Younger galaxies show better gas-star kinematic agreement.

Older galaxies exhibit hotter global dynamical support.

Ionised gas is almost always dynamically colder than stars.

Abstract

We explore local and global dynamical differences between the kinematics of ionised gas and stars in a sample of galaxies from Data Release 3 of the SAMI Galaxy Survey. We find better agreement between local (i.e., comparing on a spaxel-to-spaxel basis) velocities and dispersion of gas and stars in younger systems as with previous work on the asymmetric drift in galaxies, suggesting that the dynamics of stars and ionised gas are initially coupled.

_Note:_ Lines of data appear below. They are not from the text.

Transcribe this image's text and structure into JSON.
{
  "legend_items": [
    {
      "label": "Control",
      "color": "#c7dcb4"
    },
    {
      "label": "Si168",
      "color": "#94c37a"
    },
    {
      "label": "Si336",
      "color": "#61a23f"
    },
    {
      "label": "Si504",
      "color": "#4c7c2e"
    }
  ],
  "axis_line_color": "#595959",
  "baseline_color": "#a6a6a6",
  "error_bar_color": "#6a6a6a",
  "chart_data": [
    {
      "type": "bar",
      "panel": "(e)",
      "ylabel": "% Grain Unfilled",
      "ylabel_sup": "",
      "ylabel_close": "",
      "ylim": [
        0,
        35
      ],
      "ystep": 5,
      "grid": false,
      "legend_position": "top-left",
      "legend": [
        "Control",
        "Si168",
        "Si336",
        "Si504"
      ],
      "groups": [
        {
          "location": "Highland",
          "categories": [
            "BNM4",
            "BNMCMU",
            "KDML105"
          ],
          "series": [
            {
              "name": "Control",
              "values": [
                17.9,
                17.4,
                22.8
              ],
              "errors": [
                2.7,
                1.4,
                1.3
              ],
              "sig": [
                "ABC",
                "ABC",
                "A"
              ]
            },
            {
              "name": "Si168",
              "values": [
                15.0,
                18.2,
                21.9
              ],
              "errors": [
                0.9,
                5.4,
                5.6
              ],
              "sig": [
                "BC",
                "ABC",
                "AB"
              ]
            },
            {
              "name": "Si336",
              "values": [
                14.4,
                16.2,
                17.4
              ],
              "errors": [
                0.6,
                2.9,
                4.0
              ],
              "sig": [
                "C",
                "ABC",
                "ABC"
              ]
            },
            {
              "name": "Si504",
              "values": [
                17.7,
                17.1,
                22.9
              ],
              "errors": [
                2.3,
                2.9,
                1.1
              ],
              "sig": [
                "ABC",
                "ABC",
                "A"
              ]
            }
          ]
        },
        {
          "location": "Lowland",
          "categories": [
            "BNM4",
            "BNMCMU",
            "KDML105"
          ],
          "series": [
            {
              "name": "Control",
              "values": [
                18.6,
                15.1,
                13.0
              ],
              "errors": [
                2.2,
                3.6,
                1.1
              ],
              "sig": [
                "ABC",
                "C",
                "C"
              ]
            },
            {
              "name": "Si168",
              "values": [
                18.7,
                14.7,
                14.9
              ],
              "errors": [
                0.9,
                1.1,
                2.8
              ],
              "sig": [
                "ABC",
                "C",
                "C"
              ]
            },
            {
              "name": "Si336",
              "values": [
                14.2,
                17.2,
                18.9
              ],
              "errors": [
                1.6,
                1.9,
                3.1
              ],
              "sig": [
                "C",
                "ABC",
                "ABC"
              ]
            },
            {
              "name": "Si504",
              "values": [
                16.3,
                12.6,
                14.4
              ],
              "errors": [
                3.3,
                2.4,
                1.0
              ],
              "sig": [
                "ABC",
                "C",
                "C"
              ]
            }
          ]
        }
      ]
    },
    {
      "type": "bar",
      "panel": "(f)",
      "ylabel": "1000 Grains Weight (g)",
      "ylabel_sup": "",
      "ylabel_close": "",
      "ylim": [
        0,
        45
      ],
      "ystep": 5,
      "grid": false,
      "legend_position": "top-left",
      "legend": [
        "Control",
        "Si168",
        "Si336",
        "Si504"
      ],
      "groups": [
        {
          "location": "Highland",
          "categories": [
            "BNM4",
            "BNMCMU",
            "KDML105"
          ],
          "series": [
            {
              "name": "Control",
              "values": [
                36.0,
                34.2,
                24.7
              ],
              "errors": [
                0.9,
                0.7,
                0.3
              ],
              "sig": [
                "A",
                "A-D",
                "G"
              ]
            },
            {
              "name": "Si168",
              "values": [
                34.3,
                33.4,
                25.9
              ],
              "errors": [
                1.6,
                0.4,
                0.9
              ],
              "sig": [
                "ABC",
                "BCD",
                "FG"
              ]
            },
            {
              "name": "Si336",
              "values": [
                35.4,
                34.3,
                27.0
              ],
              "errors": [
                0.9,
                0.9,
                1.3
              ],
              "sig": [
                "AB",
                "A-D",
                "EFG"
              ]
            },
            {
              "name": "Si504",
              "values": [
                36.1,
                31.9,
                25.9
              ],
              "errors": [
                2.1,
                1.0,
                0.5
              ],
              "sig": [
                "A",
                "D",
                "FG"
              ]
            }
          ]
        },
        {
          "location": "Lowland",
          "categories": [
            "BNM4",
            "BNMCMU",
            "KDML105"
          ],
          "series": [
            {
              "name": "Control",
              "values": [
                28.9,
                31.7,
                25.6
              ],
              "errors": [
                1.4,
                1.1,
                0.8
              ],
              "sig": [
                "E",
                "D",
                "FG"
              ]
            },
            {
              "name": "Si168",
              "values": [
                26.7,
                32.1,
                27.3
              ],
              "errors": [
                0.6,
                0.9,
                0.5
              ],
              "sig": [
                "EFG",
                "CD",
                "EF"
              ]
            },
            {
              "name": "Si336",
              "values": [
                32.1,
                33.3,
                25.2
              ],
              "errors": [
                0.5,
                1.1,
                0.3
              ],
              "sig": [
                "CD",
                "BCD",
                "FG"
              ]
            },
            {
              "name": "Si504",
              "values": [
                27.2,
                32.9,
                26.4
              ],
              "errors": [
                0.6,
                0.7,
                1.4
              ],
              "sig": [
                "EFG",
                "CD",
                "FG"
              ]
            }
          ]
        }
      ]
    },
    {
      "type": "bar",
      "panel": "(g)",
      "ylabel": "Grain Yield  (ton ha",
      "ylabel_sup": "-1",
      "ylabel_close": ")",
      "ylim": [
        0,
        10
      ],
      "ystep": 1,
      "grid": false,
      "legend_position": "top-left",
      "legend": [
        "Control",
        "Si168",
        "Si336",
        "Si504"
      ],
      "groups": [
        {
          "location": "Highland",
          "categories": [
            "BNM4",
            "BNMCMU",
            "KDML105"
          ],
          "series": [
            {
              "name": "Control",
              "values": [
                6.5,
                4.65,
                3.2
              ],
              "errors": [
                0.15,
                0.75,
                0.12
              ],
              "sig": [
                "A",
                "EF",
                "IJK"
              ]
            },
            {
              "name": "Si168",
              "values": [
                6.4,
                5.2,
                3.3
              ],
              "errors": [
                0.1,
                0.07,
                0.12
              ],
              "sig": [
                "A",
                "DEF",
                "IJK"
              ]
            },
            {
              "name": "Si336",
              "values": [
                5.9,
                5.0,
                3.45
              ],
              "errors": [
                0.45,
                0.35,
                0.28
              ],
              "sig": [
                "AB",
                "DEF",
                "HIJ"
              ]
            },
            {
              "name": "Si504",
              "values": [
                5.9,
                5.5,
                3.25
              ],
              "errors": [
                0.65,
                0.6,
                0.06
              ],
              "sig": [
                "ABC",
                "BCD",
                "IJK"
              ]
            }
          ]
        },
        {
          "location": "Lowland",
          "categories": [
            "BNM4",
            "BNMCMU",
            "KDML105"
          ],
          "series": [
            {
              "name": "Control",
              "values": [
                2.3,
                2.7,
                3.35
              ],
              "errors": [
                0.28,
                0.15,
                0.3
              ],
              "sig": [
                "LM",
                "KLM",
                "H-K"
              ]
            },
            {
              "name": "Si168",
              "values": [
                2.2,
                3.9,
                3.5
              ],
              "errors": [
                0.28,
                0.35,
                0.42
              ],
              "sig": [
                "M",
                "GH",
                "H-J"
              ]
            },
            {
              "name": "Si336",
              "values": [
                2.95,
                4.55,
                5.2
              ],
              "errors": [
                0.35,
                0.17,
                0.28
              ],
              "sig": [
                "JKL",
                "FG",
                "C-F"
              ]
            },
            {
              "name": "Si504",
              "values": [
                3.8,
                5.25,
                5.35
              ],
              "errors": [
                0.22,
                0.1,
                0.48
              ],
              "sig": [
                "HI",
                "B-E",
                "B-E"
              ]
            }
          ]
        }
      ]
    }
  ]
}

The intrinsic scatter around the velocity and dispersion relations increases with increasing stellar age and mass, suggesting that subsequent mechanisms such as internal processes, divergent star formation and assembly histories also play a role in setting and altering the dynamics of galaxies. The global (flux-weighted) dynamical support of older galaxies is hotter than in younger systems. We find that the ionised gas in galaxies is almost always dynamically colder than the stars with a steeper velocity gradient. In absolute terms, the local difference in velocity dispersion is more pronounced than the local difference in velocity, possibly reflecting inherent differences in the impact of turbulence, inflow and/or feedback on gas compared to stars. We suggest how these findings may be taken into account when comparing high and low redshift galaxy samples to infer dynamical evolution.